Zakładając więc, że status quo się utrzyma, co dalej?
„Pierwsze spotkanie było produktywne, a Vivek nie może się doczekać kontynuacji dialogu” – pisze Tricia McLaughlin, przedstawicielka PR Ramaswamy. BuzzFeed PR dodaje, że rekomendacje zarządu Ramaswamy'ego „zostaną wysłane do zarządu (zarządu BuzzFeed) zgodnie z formalnym procesem, o którym z pewnością wie”.
Więc, jeszcze raz: status quo. A jeśli Ramaswamy ma jakieś plany zwiększenia presji na BuzzFeed, to jeszcze ich nie ujawnił.
Co sprawia, że jesteśmy dokładnie w tym samym miejscu, w którym byliśmy w maju, kiedy Ramaswamy podjął decyzję o zakupie udziałów w BuzzFeed — obecnie posiada 8,9% akcji zwykłych spółki — stała się informacją publiczną.

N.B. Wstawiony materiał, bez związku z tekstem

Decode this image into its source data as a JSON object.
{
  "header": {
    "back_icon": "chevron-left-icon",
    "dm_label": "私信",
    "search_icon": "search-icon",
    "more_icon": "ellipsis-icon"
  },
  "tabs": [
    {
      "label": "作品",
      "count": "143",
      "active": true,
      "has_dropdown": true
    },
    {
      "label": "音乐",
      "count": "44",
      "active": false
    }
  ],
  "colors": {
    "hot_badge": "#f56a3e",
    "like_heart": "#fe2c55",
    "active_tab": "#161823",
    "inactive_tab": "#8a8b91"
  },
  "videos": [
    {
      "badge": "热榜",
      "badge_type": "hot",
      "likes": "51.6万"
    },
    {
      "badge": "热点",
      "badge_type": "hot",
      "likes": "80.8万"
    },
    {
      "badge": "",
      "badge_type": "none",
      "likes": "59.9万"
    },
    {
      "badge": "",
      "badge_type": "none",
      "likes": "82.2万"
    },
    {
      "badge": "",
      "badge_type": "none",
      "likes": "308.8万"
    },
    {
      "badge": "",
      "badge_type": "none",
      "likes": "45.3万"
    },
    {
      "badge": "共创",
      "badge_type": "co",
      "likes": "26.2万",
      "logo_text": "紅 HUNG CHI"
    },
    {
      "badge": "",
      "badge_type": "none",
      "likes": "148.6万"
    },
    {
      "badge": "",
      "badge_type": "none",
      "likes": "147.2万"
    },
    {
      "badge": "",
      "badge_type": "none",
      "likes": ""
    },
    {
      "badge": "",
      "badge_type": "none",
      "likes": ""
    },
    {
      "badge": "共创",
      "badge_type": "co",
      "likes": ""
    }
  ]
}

To znaczy: Nadal zastanawiamy się, czy Ramaswamy wydał miliony na BuzzFeed, ponieważ chce zwrócić na siebie uwagę, czy chce zarobić pieniądze, a może jedno i drugie. Ale trudno powiedzieć, co z tego do tej pory wyciągnął.
W międzyczasie, ma przemawiać na konwencji Partii Republikańskiej w tym tygodniu.